Bolsonaro teve, no primeiro turno, escassos oito segundos de TV, contra os muitos minutos dos representantes do PSDB, MDB e do PT. E, junto com isso, ele constantemente desafiou e foi retaliado pelos principais grupos de mídia do país.

A campanha de Bolsonaro parece ter sido o resultado de uma gestão eficiente (mesmo que acidental) do uso das mídias sociais. Uma gestão que não teve início com a propaganda eleitoral, mas que vem sendo cultivada ao longo dos anos. O conteúdo que circula pelo menos em parte surge dessa relação sinérgica entre pessoas que se identificam com o candidato do PSL e sua forma autêntica de se comunicar.

Esse engajamento parece ser consequência, também, da rejeição mais generalizada ao PT e ao petismo. Não só sua campanha está sendo eficiente em se comunicar com potenciais apoiadores; o número de apoiadores cresce na medida em que Bolsonaro se tornou a opção mais viável de vencer valores e causas associadas ao PT.

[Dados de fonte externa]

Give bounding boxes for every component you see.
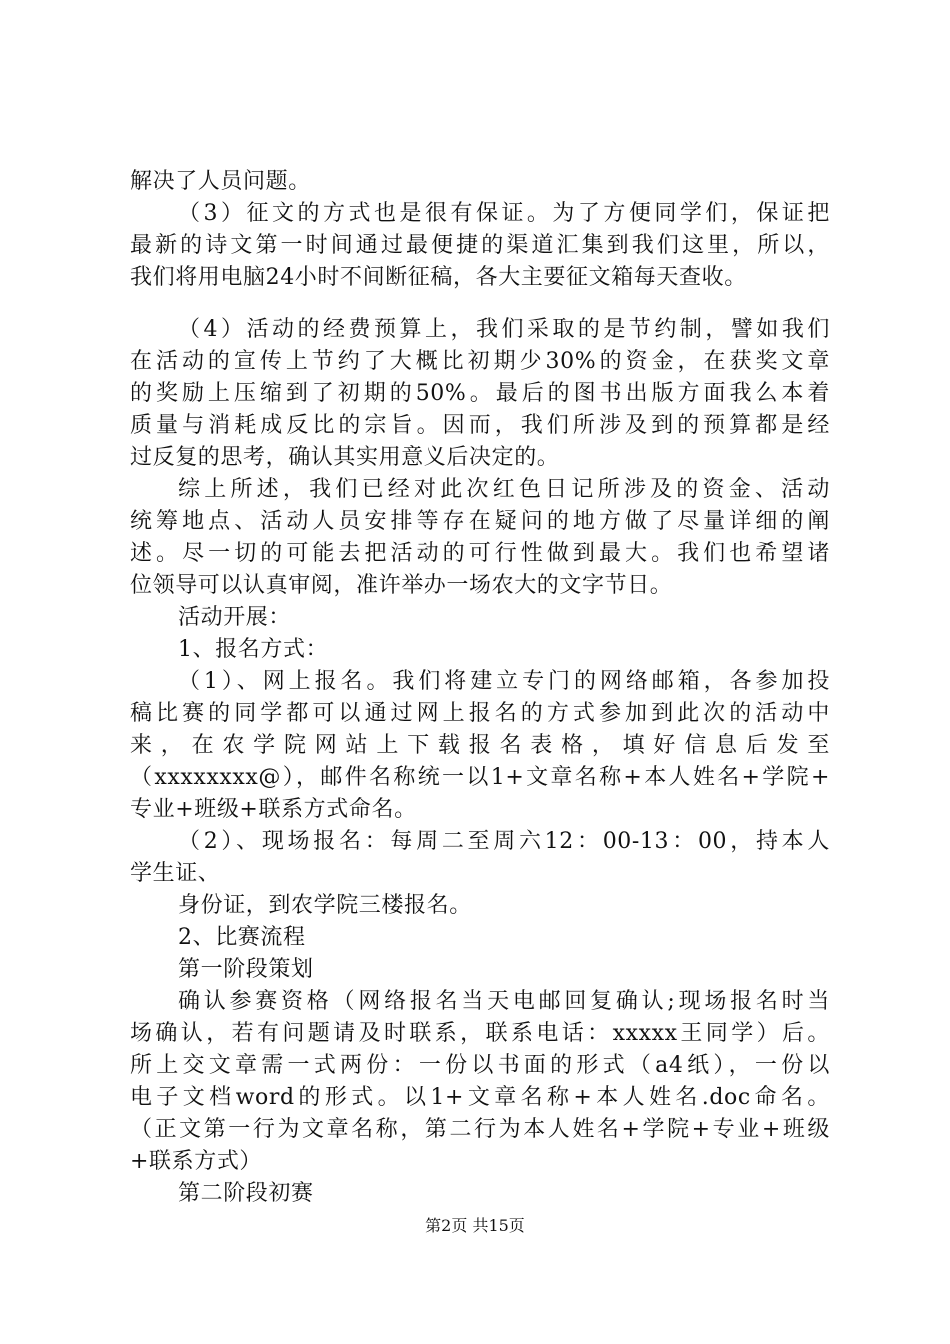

Portanto, não estamos defendendo aqui que o que vem sendo chamado —frequentemente de maneira vaga— de fake news tenha uma importância menor nesta eleição. Temos de combater fake news sim. Nosso argumento é que os eleitores não são tão passivos e manipuláveis como talvez gostaríamos que eles fossem.

Desde eleições anteriores, temos bots e ações subterrâneas de "guerrilha online" para disseminar boatos. As máquinas partidárias conhecem essa frente de atuação e investem nela para desconstruir, pela desinformação, seus adversários. Mas devemos nos perguntar: por que um candidato está se saindo melhor nesse campo mesmo ele tendo recursos financeiros aparentemente menores e tendo a grande mídia o subestimando?

Sim, a desinformação via principalmente WhatsApp foi um fator importante nesta eleição. E, sim, ações planejadas para a criação e disseminação de conteúdo aconteceram, como o caso potencial que foi denunciado recentemente pela Folha de São Paulo e pela revista Época. Mas devemos considerar, primeiro, a grande quantidade de conteúdo gerado espontaneamente pelo engajamento voluntário de pessoas. E além disso, o quanto a pessoa que recebe tem a predisposição para acreditar no que está sendo dito —mesmo que não acredite literalmente na informação.

Os autores deste artigo não defendem nenhuma candidatura em particular, mas a vitória de Bolsonaro será também a consequência do empoderamento de pessoas comuns que se engajaram usando as ferramentas disponíveis para defender seus valores, sua indignação e visões de mundo. A fake news é um dos subprodutos desse empoderamento, junto com a ampliação dos debates sobre política. E iremos descobrir se o candidato que defendeu diversas ideias controversas poderá, como presidente, entender que a abundância de canais de comunicação não seja uma boa ideia.

Juliano Spyer é antropólogo e atua na Alexandria Big Data. David Nemer é professor da Universidade do Kentucky. Mauricio Moura é fundador do IDEIA Big Data.